Deaths and Resurrections

This post will be a sort of work in progress for me as I think through my position on Revelation 20 in relation to the two deaths and the two resurrections. My position might easily change, but this is what I currently think. I have found, through emailing Dr. Fowler White, that this is the Augustinian position. My understanding of it has definitely been shaped by Dr. White’s own work.

There are two deaths. The first death is the death of the body, and the second death is the death of the soul while both body and soul are in agony in Hell (this needs to be qualified by the fact that the unbeliever’s soul is always dead throughout life, death, and the resurrection of the body). There are two resurrections. The first resurrection is of the soul (this is identical to regeneration, which Paul describes in Ephesians 2 with resurrection language), the second resurrection is of the body, reuniting the body with the soul (though not automatically specifying which eternal destiny results).

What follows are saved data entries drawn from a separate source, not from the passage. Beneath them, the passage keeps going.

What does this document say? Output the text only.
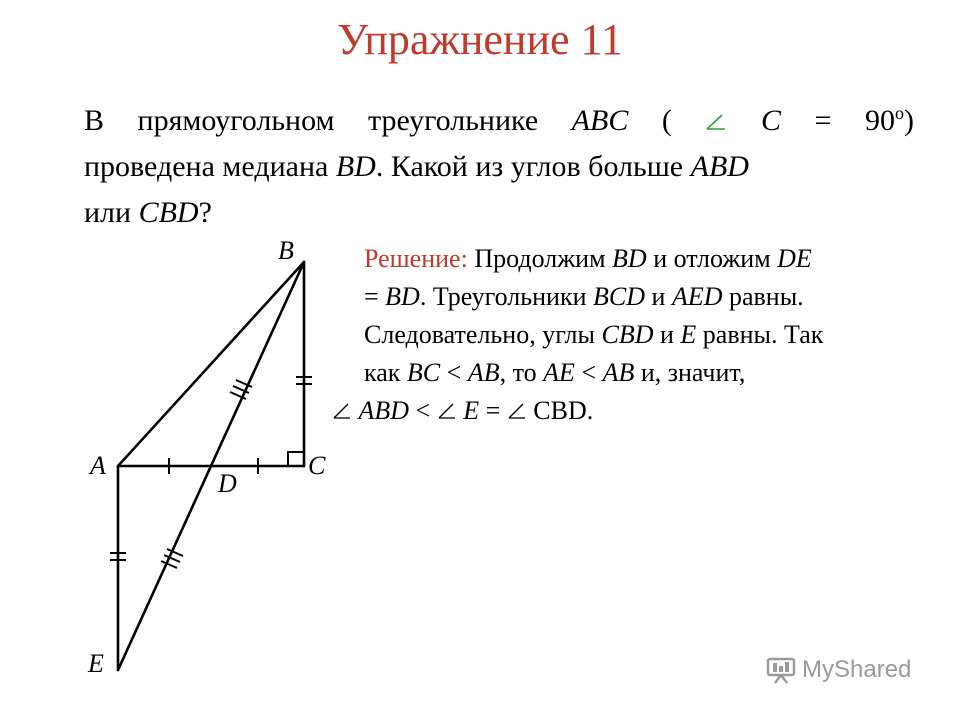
Упражнение 11
В прямоугольном треугольнике ABC (  $C = 90^о$)
проведена медиана BD. Какой из углов больше ABD
или CBD?
Решение: Продолжим BD и отложим DE
= BD. Треугольники BCD и AED равны.
Следовательно, углы CBD и E равны. Так
как BC < AB, то AE < AB и, значит,
ABD <  E =  CBD.
B
A	C
D
E	MyShared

The first death (of the body) that Adam and Eve brought upon themselves in the Garden of Eden established a link to the second death, in addition to securing the perpetual death of the unbelievers’ souls. For natural unsaved humanity, the first death leads to the second death. That link is what Christ came to break. Jesus simultaneously established a link between the first and second resurrection while breaking the link between the first and the second death. This new link is a guaranteed link, and it guarantees two things: it guarantees the second resurrection and, even more importantly, freedom from the second death (this is what Revelation 20:6 is talking about, according to Augustine). At the second resurrection, of course, believers are freed from the first death as well. So the first resurrection frees us directly from the second death and, through its guarantee of the second resurrection, frees us indirectly from the first death.

Lastly (and this is most directly influenced by Dr. White’s work), both resurrections have a certain irony to them. The first resurrection has this irony for the believer: it does not free him from experiencing the first death. It promises eventual emancipation, but not immediate freedom. The second resurrection has a mirror image irony: it does not free the unbeliever from the second death.